Com os mercados mais turbulentos em agosto por causa da proximidade das eleições, que levaram o dólar para patamares acima de R$ 4,12 e pressionaram os juros no mercado futuro, alguns analistas econômicos receiam que a incipiente retomada do mercado de crédito poderá ser afetada.
Nossa expectativa é que as condições do crédito continuem gradualmente a se distender, mas um cenário externo desafiador aliado a incertezas políticas elevadas antes das cruciais eleições presidenciais e legislativas de outubro podem moderar tanto a oferta de crédito pelos bancos como a demanda das empresas e das famílias, afirma o economista-chefe para a América Latina do Goldman Sachs, Alberto Ramos.
Depois de um ciclo de expansão que durou cerca de uma década, o mercado de crédito caiu nos dois últimos anos, em 2016 e 2017, e avança muito lentamente neste ano. Em 12 meses, o crescimento acumulado até julho é de 2,4%, o que significa que o crédito ainda encolhe em termos reais.
O chefe do Departamento de Estatísticas do Banco Central, Renato Baldini, reconheceu que as incertezas do período eleitoral podem afetar o crédito, mas ponderou que não devem impedir a continuidade da retomada gradual do mercado. "Diria que as condições para a recuperação do mercado de crédito estão dadas, e devem contribuir para que se prolongue na medida em que as incertezas em outros campos sejam reduzidas", afirmou.
Em julho, chamou a atenção a queda de 10,4% nas concessões de crédito para as empresas e o aumento de 0,4 ponto na taxa de juros média cobrada nesses financiamentos, que passou para 15,9% ao ano.

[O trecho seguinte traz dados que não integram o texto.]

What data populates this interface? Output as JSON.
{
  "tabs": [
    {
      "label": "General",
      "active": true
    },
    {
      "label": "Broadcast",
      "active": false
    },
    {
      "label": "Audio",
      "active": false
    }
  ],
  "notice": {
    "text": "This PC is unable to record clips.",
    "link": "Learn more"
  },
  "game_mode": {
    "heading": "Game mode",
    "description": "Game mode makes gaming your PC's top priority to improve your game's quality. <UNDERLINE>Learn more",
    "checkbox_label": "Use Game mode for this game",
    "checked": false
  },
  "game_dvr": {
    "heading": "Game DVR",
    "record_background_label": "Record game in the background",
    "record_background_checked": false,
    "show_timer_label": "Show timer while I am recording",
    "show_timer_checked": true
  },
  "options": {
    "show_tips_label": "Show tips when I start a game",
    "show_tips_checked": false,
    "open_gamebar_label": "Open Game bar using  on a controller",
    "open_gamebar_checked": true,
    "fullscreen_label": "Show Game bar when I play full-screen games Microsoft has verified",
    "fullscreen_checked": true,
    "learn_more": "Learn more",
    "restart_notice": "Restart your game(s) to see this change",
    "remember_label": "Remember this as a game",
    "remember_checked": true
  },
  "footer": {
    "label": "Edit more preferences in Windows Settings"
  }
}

Segundo Baldini, esses movimentos refletem o fato de, no mês, haver uma redução sazonal nos empréstimos concedidos às grandes empresas em linhas como desconto de duplicatas e antecipação de recebíveis. Como envolvem grandes operações, em geral as taxas são relativamente mais baixas.
Descontados os efeitos sazonais, as concessões aumentaram 2,2% para as empresas no mês, segundo o BC, mesma variação observada nas concessões totais. Sem o ajuste, as estatísticas oficiais mostram uma retração de 3,9% nas concessões.

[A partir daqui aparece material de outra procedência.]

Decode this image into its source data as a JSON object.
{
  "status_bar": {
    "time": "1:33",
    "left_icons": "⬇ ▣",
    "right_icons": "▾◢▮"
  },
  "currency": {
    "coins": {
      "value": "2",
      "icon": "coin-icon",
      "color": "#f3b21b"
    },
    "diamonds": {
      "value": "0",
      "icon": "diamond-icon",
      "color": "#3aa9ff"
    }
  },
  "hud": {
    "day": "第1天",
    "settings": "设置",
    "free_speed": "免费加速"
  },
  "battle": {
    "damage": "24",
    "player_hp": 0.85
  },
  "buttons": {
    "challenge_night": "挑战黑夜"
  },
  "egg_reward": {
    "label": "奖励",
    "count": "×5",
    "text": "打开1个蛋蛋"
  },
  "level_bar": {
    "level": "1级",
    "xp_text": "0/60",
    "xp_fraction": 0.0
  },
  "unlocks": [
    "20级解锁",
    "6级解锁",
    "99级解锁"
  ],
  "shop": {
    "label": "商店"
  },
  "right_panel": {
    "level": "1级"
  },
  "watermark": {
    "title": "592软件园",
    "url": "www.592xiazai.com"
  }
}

O economista do BC destacou, ainda, que muitas empresas têm buscado crédito no mercado de capitais, em operações que não são captadas nas estatísticas divulgadas nesta manhã, que se referem apenas ao financiamento bancário.
As concessões de crédito para as pessoas físicas aumentaram 1,6% no mês. Em 12 meses, a alta acumulada é de 9,4%, com destaque para o crescimento de 25,8% das concessões de crédito consignado e de 22% dos empréstimos para a compra de veículos.

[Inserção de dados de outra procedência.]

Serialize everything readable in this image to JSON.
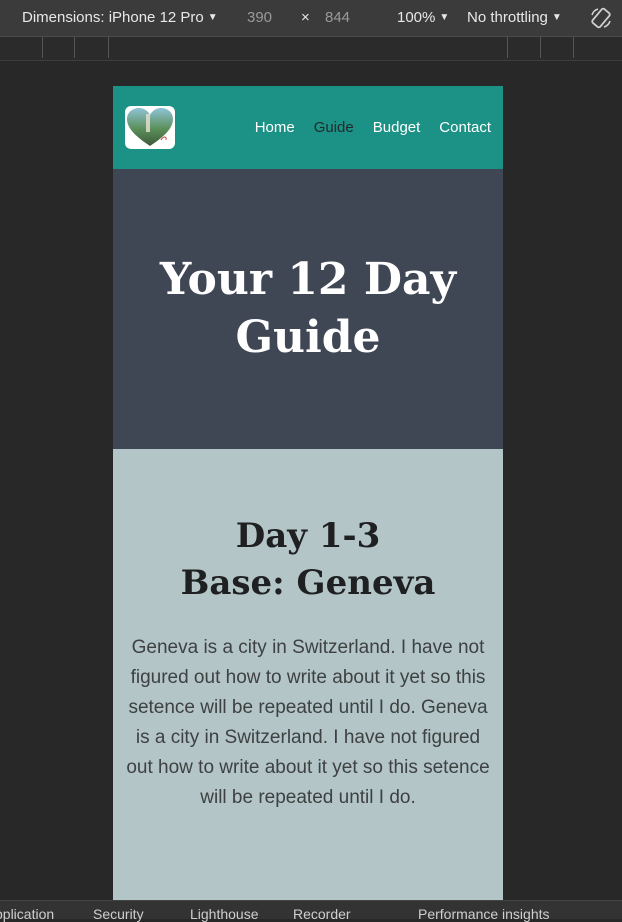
{
  "devtools": {
    "dimensions_label": "Dimensions: iPhone 12 Pro",
    "width": "390",
    "times": "×",
    "height": "844",
    "zoom": "100%",
    "throttling": "No throttling",
    "icons": {
      "rotate": "rotate-icon",
      "caret": "caret-down-icon"
    }
  },
  "site": {
    "nav": [
      {
        "label": "Home",
        "active": false
      },
      {
        "label": "Guide",
        "active": true
      },
      {
        "label": "Budget",
        "active": false
      },
      {
        "label": "Contact",
        "active": false
      }
    ],
    "logo": "heart-photo-logo",
    "colors": {
      "header": "#1c9185",
      "hero": "#3f4654",
      "content": "#b3c5c7"
    }
  },
  "hero": {
    "title": "Your 12 Day Guide"
  },
  "section": {
    "title_line1": "Day 1-3",
    "title_line2": "Base: Geneva",
    "body": "Geneva is a city in Switzerland. I have not figured out how to write about it yet so this setence will be repeated until I do. Geneva is a city in Switzerland. I have not figured out how to write about it yet so this setence will be repeated until I do."
  },
  "bottom_tabs": [
    "pplication",
    "Security",
    "Lighthouse",
    "Recorder",
    "Performance insights"
  ]
}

A taxa média cobrada no financiamento no cartão de crédito dos clientes que fazem o pagamento mínimo em dia voltou a cair em julho, depois de uma alta expressiva no mês anterior. A taxa ficou em 252,1% ao ano, ante 261,1% em junho e 242,6% em maio.
Entre 2004 e meados de 2014, o mercado de crédito duplicou como proporção do Produto Interno Bruto (PIB), passando de 25% para 50%, devido a aperfeiçoamentos em leis que melhoraram as garantias dos empréstimos e à maior demanda por financiamento durante o ciclo de expansão da economia.
A partir de 2008, o mercado ganhou novo impulso com o uso dos bancos públicos pelo governo para estimular à economia, em meio à crise financeira internacional provocada pela quebra do banco Lehman Brothers. Quatro anos depois, o governo Dilma determinou que as instituições oficiais cortassem juros para estimular maior concorrência no mercado.
O modelo de expansão do crédito baseado nos bancos públicos se esgotou devido à queda da rentabilidade e erosão da base de capital das instituições federais. O governo Temer retomou a agenda de reformas para estimular a expansão do crédito, mas algumas das mais importantes, como a que aperfeiçoa o cadastro positivo, ainda não avançou no Congresso.
Paralelamente, o BC cortou os juros básicos da economia, de 14,25% ao ano para 6,5% ao ano, mas muitos analistas têm afirmado que os efeitos na oferta de crédito têm sido limitados. O BC, porém, publicou estudos que mostram que o mercado de crédito está reagindo aos estímulos da mesma forma que nos ciclos anteriores de distensão monetária e que o mercado já está engrenando, de forma gradual.